P4P and the Complexities of Value-Based Care

By JP Strapp

A recent article in the Annals of Internal Medicine,  The Effects of Pay-for-Performance Programs on Health, Health Care Use, and Processes of Care: A Systemic Review, detailed the effects of pay-for-performance (P4P) programs on health outcomes, health care utilization, and processes of care.  The authors concluded that there is no consistent positive association between P4P programs and improved health outcomes.  While this systematic review is both thorough and noteworthy, we should not use this analysis to draw broad conclusions about value-based care.  Based on TKG’s experience deeply entrenched in care delivery, there are two main reasons why this P4P review should not be correlated to the effectiveness of existing  value-based care tactics.

First, it is important to reinforce that there are a number of elements that contribute to success in a value-based care environment.  Financial incentives, such as P4P,  are an important catalyst to help drive practice transformation but alone are insufficient.  They should be part of an overall quality of care strategy, which includes elements of change management, physician and care team engagement, use of data for continuous quality improvement, and patient activation and engagement efforts.  We have observed the successful application of these tactics impacting both outcomes and cost of care in the implementation of our Quality Blue Primary Care program for Blue Cross Blue Shield of Louisiana.

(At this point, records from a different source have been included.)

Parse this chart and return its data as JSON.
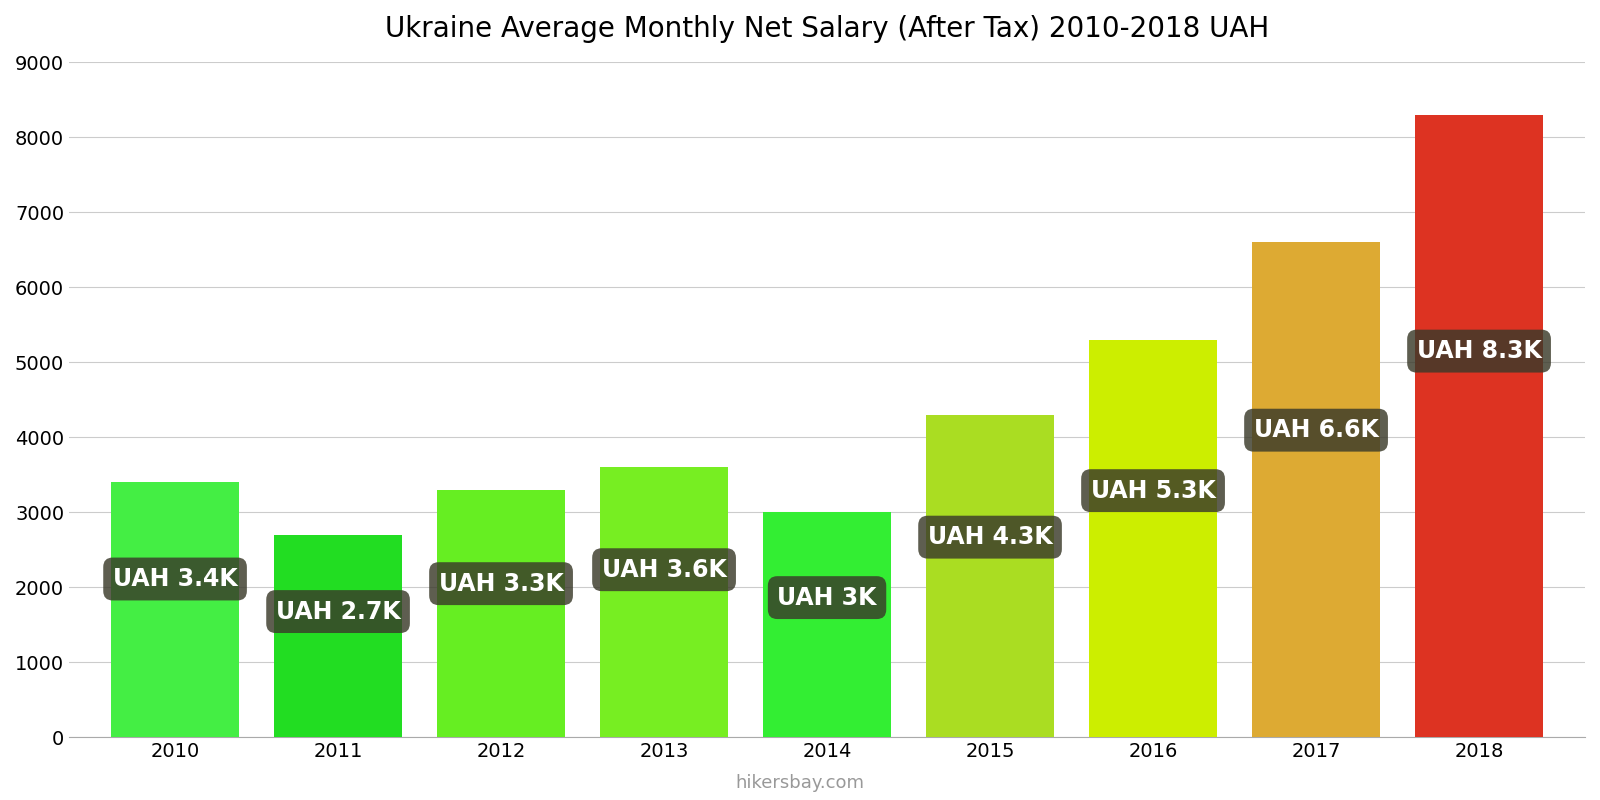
{
  "title": "Ukraine Average Monthly Net Salary (After Tax) 2010-2018 UAH",
  "years": [
    2010,
    2011,
    2012,
    2013,
    2014,
    2015,
    2016,
    2017,
    2018
  ],
  "values": [
    3400,
    2700,
    3300,
    3600,
    3000,
    4300,
    5300,
    6600,
    8300
  ],
  "bar_colors": [
    "#44ee44",
    "#22dd22",
    "#66ee22",
    "#77ee22",
    "#33ee33",
    "#aadd22",
    "#ccee00",
    "#ddaa33",
    "#dd3322"
  ],
  "labels": [
    "UAH 3.4K",
    "UAH 2.7K",
    "UAH 3.3K",
    "UAH 3.6K",
    "UAH 3K",
    "UAH 4.3K",
    "UAH 5.3K",
    "UAH 6.6K",
    "UAH 8.3K"
  ],
  "label_text_color": "#ffffff",
  "ylim": [
    0,
    9000
  ],
  "yticks": [
    0,
    1000,
    2000,
    3000,
    4000,
    5000,
    6000,
    7000,
    8000,
    9000
  ],
  "watermark": "hikersbay.com",
  "background_color": "#ffffff",
  "title_fontsize": 20,
  "tick_fontsize": 14,
  "label_fontsize": 17,
  "bar_width": 0.78
}
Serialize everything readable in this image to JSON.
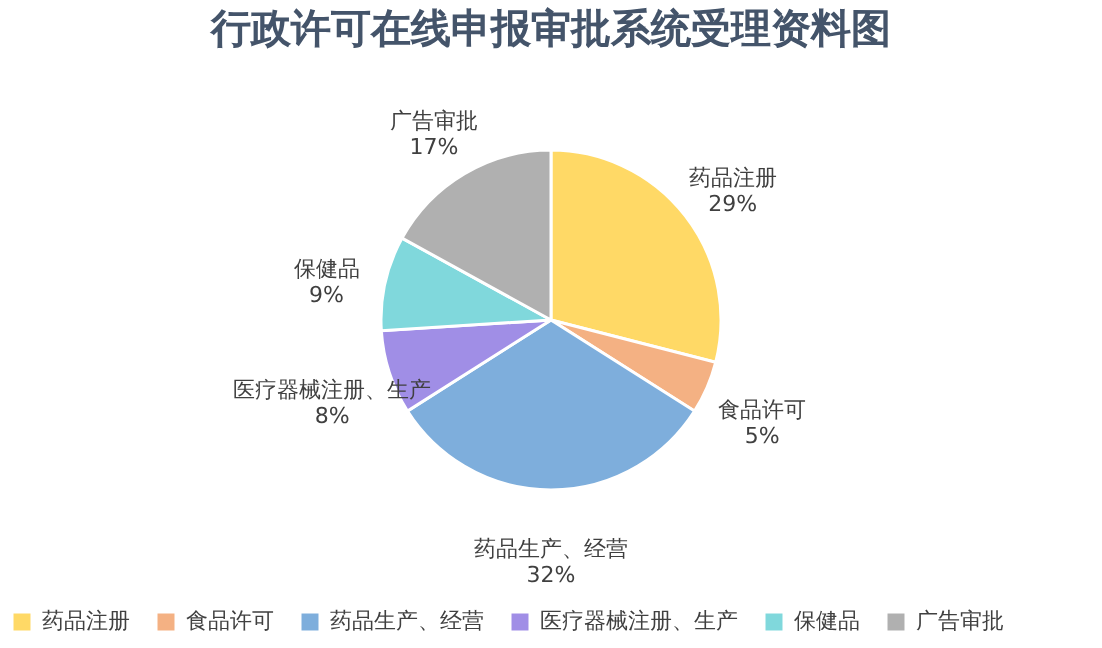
{
  "chart_data": {
    "type": "pie",
    "title": "行政许可在线申报审批系统受理资料图",
    "categories": [
      "药品注册",
      "食品许可",
      "药品生产、经营",
      "医疗器械注册、生产",
      "保健品",
      "广告审批"
    ],
    "values": [
      29,
      5,
      32,
      8,
      9,
      17
    ],
    "value_labels": [
      "29%",
      "5%",
      "32%",
      "8%",
      "9%",
      "17%"
    ],
    "colors": [
      "#ffd966",
      "#f4b183",
      "#7eaedc",
      "#a08ee6",
      "#80d8dc",
      "#b0b0b0"
    ],
    "legend": "bottom"
  }
}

Additionally, we believe that it is important to further analyze the Quality and Outcomes Framework (QoF), a primary care  performance management and P4P payment system implemented by the National Health Service (NHS) in the United Kingdom,  from the perspective of the United States healthcare system.  The QoF was a major component of the Annals of Internal Medicine review of P4P programs and has been the focus of many similar reports.  The program design and rollout warrants further analysis to determine its applicability to value-based care imperatives in the United States.  Why has the QoF been ineffective?  Are there lessons to be learned to help ensure success in the United States market?

In summary, it is clear that value-based care delivery is extremely complex and can be analyzed from many different angles. As such, the Annals of Internal Medicine review is an important signal to ensure that several value-based care critical success factors are incorporated into process redesign and that these changes are properly and completely executed. At TKG, we believe this approach can help health systems achieve the Quadruple Aim measures that all healthcare stakeholders are seeking.